Take the example of Katanga province, which was split into four “mini” provinces (Tanganyika and Haut-Lomami in the north, and Lualaba and Haut-Katanga in the south). The two new northern provinces are significantly poorer than their southern counterparts, which, due to a better-developed mining industry, have boasted impressive growth rates over the last seven years. To be viable as provinces on their own, Tanganyika and Haut-Lomami would need significant investments in their agricultural sectors and, relatedly, their crumbling road infrastructure. Yet the two new provinces have dismally low tax revenue—for instance, Haut-Lomami is said to collect a total amount of roughly $10,000 per month. To address the funding shortfall, the new Katangan provinces may begin to impose additional taxes, such as province-level taxes on mining companies, which would be imposed on top of the royalties already levied by the national government. Transportation taxes—which are already very high in Katanga—are also expected to become more expensive: where mining trucks used to only cross one provincial border on their way to Zambia, they will now cross two.

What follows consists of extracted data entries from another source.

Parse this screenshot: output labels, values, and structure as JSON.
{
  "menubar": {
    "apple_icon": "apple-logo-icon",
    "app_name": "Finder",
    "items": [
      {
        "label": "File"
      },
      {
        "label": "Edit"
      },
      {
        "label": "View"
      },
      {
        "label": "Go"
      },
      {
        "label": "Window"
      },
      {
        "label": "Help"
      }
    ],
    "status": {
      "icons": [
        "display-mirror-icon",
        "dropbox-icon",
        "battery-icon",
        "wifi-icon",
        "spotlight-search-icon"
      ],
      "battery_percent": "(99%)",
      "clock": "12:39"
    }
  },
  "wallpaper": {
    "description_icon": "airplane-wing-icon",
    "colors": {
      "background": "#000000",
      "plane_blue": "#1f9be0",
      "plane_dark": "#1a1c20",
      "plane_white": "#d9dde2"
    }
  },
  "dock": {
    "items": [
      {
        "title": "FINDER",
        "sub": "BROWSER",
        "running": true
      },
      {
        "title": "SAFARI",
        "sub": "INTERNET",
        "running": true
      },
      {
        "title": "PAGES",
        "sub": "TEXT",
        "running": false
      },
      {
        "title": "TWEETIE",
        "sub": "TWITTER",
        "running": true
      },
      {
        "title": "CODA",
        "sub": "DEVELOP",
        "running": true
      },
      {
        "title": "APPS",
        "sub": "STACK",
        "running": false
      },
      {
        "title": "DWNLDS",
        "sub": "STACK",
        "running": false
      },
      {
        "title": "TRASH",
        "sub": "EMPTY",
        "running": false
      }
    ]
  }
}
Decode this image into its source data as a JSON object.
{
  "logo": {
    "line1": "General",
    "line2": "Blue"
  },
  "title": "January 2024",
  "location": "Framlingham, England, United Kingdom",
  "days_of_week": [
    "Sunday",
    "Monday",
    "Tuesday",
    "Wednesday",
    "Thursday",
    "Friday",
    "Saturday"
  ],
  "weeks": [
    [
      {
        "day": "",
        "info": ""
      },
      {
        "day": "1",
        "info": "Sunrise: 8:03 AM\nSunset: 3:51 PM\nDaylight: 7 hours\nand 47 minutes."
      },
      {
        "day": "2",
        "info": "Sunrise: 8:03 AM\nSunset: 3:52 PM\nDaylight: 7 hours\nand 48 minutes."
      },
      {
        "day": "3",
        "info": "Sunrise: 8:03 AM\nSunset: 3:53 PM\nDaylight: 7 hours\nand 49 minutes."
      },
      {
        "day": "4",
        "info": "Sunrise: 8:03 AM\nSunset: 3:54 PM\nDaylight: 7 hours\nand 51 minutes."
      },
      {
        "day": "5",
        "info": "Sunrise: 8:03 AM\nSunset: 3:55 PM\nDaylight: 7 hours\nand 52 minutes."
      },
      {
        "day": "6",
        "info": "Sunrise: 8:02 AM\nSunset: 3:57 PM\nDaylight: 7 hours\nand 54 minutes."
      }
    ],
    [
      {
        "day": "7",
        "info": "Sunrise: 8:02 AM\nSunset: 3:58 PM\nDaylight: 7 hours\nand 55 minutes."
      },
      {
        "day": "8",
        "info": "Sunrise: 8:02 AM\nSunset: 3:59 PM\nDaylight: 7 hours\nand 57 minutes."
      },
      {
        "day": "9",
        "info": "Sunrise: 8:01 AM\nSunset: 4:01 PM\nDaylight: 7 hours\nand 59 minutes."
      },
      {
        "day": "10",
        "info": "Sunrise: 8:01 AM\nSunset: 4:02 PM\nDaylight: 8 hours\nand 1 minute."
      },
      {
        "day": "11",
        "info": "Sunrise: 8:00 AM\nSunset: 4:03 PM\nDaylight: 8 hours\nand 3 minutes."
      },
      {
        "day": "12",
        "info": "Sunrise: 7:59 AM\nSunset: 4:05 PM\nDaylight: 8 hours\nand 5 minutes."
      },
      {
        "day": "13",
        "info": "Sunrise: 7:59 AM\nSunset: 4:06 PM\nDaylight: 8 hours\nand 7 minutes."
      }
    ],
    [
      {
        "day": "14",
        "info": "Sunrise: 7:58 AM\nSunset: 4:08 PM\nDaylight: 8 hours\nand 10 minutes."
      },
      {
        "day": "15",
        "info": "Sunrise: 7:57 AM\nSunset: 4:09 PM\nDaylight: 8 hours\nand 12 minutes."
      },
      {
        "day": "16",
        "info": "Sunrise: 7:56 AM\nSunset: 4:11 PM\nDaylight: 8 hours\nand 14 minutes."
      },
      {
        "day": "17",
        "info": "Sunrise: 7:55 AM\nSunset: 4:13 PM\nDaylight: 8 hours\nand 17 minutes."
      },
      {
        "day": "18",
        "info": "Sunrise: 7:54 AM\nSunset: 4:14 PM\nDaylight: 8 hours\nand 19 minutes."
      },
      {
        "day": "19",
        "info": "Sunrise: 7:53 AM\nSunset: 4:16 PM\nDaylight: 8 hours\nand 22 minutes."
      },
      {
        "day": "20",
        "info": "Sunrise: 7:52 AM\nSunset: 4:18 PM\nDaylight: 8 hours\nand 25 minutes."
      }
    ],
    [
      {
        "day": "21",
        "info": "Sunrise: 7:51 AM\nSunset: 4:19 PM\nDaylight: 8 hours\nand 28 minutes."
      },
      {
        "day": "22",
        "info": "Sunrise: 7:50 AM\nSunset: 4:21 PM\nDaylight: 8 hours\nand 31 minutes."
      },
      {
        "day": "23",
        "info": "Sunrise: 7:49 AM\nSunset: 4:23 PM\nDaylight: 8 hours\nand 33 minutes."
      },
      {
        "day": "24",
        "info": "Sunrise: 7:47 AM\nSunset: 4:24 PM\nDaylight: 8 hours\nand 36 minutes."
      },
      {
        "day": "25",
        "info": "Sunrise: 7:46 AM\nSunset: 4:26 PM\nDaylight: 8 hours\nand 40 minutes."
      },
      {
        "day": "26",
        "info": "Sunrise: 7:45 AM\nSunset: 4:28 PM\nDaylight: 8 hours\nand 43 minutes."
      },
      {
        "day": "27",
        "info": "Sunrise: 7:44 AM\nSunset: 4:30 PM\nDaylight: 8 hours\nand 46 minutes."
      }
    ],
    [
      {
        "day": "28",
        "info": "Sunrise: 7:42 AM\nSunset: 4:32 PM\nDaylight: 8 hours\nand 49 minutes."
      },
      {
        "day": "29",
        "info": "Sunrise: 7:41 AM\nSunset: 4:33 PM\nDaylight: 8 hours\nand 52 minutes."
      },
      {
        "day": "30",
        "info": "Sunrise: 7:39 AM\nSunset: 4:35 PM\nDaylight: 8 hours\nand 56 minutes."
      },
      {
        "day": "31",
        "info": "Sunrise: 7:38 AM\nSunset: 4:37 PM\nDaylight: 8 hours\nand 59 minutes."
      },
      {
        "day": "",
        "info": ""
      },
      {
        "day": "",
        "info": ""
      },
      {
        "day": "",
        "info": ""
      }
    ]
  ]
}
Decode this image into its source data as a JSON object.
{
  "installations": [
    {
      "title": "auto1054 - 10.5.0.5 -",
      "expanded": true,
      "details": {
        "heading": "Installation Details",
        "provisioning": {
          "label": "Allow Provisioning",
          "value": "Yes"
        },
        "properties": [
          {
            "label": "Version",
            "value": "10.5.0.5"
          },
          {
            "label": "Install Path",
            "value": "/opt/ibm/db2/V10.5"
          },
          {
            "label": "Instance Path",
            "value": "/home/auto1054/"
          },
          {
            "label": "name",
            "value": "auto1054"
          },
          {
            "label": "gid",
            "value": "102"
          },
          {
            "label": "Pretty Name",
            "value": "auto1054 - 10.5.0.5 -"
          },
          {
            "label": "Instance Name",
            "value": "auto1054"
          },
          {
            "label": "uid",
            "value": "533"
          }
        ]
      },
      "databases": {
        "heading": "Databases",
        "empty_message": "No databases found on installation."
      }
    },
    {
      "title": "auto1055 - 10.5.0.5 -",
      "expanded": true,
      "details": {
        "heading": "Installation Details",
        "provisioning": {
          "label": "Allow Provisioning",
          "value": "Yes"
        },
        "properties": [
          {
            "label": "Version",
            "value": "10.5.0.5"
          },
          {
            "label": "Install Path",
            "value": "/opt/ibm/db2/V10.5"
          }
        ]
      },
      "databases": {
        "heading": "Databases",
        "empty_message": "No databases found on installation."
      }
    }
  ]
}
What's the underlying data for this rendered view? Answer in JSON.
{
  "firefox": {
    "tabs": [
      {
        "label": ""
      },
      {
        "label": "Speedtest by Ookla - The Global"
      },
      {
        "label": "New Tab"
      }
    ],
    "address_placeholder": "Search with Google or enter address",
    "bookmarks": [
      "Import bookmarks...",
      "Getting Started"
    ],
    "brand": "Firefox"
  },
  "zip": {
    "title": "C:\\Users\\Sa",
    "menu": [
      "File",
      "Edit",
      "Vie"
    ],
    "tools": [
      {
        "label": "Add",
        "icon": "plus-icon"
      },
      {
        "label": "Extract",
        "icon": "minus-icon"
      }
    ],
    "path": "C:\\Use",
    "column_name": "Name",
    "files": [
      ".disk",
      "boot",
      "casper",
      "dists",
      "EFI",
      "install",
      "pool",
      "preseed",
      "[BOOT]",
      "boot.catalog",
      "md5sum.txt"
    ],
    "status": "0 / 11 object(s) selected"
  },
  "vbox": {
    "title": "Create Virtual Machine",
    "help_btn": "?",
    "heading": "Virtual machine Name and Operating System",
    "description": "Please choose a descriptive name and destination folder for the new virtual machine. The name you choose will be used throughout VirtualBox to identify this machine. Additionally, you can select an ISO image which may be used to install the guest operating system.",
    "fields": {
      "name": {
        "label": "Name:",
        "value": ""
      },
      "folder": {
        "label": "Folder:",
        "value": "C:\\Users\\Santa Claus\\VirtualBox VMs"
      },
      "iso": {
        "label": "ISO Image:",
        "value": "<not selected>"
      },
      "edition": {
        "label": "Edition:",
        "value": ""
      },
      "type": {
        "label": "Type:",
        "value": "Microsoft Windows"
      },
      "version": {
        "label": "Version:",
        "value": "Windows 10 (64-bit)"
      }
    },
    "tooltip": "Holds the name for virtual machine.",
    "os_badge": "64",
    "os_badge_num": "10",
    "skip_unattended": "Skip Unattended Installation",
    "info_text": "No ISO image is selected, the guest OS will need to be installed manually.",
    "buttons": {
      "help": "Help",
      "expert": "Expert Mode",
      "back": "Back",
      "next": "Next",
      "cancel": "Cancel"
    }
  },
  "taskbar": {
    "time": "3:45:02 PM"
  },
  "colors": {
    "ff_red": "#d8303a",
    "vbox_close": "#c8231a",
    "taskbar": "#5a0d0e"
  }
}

Another significant criticism (and risk) of the decentralization has to do with its timing. To its numerous detractors, at least, the whole project appears politically motivated. The ex-governor of Katanga province, Moïse Katumbi, was once a close ally of President Kabila’s, but their relationship has deteriorated rapidly over the course of the last year, and many believe that the decentralization drive was hastily implemented this year so as to remove Katumbi—a charismatic millionaire businessman with alleged presidential aspirations—from power ahead of the November 2016 presidential election. Katumbi has publicly criticized President Kabila’s alleged attempts to modify the Congolese constitution to allow for a third presidential term, and, most recently, on September 29, quit Kabila’s party, the PPRD.
Whether coincidental or political, decentralization is already having some negative effects on the elections timetable in DRC. Roughly ten elections at all levels—national, provincial, communal, and local—are supposed to occur over the next fifteen months or so, culminating with the national and legislative elections scheduled for late November 2016, if all goes according to plan. However, earlier this month, the Constitutional Court ordered that, in the face of the “anarchy” taking place in the new provinces, the gubernatorial elections for the new provinces (scheduled for January 31, 2016) should occur before the provincial elections (first tentatively scheduled for October 6, now pushed back indefinitely)—a move that risks derailing the later elections across the DRC. Reacting to the Court’s call for the government to take “exceptional transitional measures,” the executive controversially announced two weeks ago that it would appoint special commissioners to govern the new provinces pending the gubernatorial elections. The opposition sees this as unconstitutional maneuvering by the government to delay the end of President Kabila’s second term.
The political paralysis resulting from the muddled decentralization process and the potential electoral slippage is something the country can hardly afford just a year out from the national elections. It is also undermining the very purpose (the stated purpose, at least) of the reconfiguration, which is to improve government services and accountability. It would be particularly ironic if the ultimate effect of decentralization were to actually delay the country’s first democratic transition of power.